Enamoured of astronomy, Bader encouraged imagination in his children and taught them how to wish upon a star. He also left mathematical problems at the foot of their beds during the night and signed them "the secret writer."

The whole family travelled together when Bader went on sabbatical trips. Daughter Suzanne remembers their travels fondly. "The adventures never ended. Climbing hills to explore castles in England, roaming the Louvre to appreciate the arts, attending local operas. Dad loved different culture, experimenting, observing and absorbing all of it."

During his career, Bader helped create a software program called AIMPAC widely used in universities to help with the analysis of atoms in molecules. Among other honours, he received the Alfred P. Sloan Research Fellowship, the John Simon Guggenheim Memorial Fellowship and he was elected a Fellow of the Royal Society of Canada.

In 1990, at the age of 59, Bader outlined his QTAIM Theory in his book Atoms In Molecules: A Quantum Theory published by Oxford University Press. Bader's work has since been referenced more than 26,000 times in other scientists' publications (2,000-3,000 citations in a lifetime is considered respectable).
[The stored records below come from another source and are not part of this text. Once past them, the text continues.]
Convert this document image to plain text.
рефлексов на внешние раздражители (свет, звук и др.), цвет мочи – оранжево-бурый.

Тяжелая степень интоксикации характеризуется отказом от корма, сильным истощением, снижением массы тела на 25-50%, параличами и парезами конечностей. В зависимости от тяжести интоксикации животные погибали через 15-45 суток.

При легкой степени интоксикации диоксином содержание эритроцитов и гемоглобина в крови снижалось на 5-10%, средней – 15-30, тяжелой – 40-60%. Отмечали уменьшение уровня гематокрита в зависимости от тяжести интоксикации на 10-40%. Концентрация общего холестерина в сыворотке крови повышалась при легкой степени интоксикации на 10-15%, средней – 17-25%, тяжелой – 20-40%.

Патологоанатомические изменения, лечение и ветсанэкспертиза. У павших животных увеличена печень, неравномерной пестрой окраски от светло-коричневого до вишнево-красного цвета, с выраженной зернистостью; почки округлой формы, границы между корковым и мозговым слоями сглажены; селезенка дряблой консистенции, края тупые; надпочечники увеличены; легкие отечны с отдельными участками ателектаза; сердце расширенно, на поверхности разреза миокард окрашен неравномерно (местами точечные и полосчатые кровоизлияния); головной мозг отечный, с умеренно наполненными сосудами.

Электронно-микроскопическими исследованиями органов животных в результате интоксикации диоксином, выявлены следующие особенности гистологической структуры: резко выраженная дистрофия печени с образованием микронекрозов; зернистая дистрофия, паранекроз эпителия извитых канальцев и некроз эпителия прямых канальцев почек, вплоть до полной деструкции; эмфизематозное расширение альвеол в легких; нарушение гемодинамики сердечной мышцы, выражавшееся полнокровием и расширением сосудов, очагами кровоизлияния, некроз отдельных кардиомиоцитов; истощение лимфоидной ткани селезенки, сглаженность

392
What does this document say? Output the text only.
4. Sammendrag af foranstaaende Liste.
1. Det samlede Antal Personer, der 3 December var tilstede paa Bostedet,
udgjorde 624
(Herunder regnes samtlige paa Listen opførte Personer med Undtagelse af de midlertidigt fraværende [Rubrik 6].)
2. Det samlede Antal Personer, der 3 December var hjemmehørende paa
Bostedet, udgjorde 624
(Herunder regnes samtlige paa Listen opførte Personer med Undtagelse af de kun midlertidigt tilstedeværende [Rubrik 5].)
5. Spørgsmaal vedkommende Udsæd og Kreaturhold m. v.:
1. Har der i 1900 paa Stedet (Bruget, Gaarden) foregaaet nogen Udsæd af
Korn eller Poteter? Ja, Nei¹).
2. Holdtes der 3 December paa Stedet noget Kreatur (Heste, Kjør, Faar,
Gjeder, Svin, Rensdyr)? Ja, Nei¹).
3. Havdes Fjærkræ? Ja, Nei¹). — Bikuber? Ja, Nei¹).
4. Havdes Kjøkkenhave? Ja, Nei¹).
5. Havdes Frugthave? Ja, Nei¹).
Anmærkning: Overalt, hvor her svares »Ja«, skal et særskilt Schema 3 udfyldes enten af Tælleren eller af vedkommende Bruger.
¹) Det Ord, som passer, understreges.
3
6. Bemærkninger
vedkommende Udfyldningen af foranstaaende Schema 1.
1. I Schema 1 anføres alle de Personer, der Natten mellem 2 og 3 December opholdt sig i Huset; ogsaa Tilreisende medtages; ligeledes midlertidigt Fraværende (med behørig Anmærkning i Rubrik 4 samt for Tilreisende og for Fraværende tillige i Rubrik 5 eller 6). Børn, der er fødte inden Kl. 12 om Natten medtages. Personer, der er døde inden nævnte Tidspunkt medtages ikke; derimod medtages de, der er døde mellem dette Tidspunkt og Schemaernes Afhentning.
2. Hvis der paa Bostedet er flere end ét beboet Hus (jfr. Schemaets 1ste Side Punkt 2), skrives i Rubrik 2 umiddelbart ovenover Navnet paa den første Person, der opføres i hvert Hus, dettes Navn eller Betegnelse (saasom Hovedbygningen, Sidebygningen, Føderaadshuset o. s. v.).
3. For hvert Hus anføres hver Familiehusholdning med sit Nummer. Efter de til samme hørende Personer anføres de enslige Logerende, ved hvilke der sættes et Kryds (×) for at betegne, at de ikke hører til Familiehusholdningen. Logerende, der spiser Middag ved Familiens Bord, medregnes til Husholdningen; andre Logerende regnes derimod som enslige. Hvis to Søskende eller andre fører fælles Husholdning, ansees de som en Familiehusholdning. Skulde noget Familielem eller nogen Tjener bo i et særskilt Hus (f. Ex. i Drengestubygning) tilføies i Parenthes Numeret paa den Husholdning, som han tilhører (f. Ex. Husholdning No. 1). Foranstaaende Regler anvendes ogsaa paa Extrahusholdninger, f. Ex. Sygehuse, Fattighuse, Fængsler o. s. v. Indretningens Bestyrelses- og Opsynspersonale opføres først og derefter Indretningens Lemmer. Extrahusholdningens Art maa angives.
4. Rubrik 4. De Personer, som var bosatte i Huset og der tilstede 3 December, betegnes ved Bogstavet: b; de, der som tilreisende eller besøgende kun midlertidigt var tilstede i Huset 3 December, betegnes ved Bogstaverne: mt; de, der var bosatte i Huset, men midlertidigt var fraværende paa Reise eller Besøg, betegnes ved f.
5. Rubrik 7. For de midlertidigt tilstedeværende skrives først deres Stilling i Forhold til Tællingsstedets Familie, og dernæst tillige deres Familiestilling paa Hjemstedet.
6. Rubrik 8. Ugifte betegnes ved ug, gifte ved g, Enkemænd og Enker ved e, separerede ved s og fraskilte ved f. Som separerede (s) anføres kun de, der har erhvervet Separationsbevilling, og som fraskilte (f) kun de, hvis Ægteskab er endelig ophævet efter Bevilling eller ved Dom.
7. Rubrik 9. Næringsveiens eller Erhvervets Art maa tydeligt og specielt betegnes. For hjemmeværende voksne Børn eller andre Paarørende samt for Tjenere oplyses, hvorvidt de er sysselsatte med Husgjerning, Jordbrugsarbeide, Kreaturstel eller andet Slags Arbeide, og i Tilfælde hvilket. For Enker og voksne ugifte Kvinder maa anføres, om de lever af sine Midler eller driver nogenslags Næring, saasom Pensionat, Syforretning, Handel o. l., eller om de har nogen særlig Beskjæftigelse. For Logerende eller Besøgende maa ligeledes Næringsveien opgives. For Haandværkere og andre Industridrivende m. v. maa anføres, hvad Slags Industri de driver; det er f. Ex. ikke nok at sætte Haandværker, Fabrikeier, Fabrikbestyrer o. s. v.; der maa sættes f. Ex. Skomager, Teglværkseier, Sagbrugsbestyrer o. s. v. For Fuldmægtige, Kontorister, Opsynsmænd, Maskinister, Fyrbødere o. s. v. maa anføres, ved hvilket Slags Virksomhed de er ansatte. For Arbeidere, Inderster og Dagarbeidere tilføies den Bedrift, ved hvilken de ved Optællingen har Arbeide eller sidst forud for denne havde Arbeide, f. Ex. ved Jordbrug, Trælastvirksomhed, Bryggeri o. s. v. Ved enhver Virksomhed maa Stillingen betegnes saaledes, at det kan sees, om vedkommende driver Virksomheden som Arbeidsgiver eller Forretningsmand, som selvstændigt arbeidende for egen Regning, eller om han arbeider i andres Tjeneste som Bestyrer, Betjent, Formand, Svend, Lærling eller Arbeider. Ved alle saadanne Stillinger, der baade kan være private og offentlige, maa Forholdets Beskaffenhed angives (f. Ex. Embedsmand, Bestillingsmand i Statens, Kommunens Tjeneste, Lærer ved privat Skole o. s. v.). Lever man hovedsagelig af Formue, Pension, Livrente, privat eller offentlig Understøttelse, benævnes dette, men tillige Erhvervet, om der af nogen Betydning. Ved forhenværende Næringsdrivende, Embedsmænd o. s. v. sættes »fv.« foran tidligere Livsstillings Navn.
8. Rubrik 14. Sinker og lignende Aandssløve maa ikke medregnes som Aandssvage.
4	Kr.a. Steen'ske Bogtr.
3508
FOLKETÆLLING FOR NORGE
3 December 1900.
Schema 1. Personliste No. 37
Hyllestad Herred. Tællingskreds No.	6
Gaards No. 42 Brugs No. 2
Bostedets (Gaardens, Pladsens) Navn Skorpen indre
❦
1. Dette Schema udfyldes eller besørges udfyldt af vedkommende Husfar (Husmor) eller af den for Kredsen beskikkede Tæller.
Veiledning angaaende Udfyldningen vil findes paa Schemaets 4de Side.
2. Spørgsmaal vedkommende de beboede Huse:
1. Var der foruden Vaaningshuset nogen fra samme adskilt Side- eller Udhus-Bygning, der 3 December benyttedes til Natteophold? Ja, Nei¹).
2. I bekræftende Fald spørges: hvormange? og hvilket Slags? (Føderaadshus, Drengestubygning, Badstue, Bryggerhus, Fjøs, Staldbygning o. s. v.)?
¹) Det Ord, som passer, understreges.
Bader said, "In the end I knew I would win and now I have won and I am one of the most widely quoted chemists in the world. It has been a long, hard fight. I've had a hell of a life, but it's been really great."

The 2011 Nobel Prize for chemistry was awarded to an Israeli scientist for his work on quasi crystals. Canadian Richard Bader was disappointed when he didn't win, but not entirely surprised. The nomination however confirmed he was one of the greats in his field. He died of lung disease on Jan. 15 at Joseph Brant Memorial Hospital in Burlington. He was 80.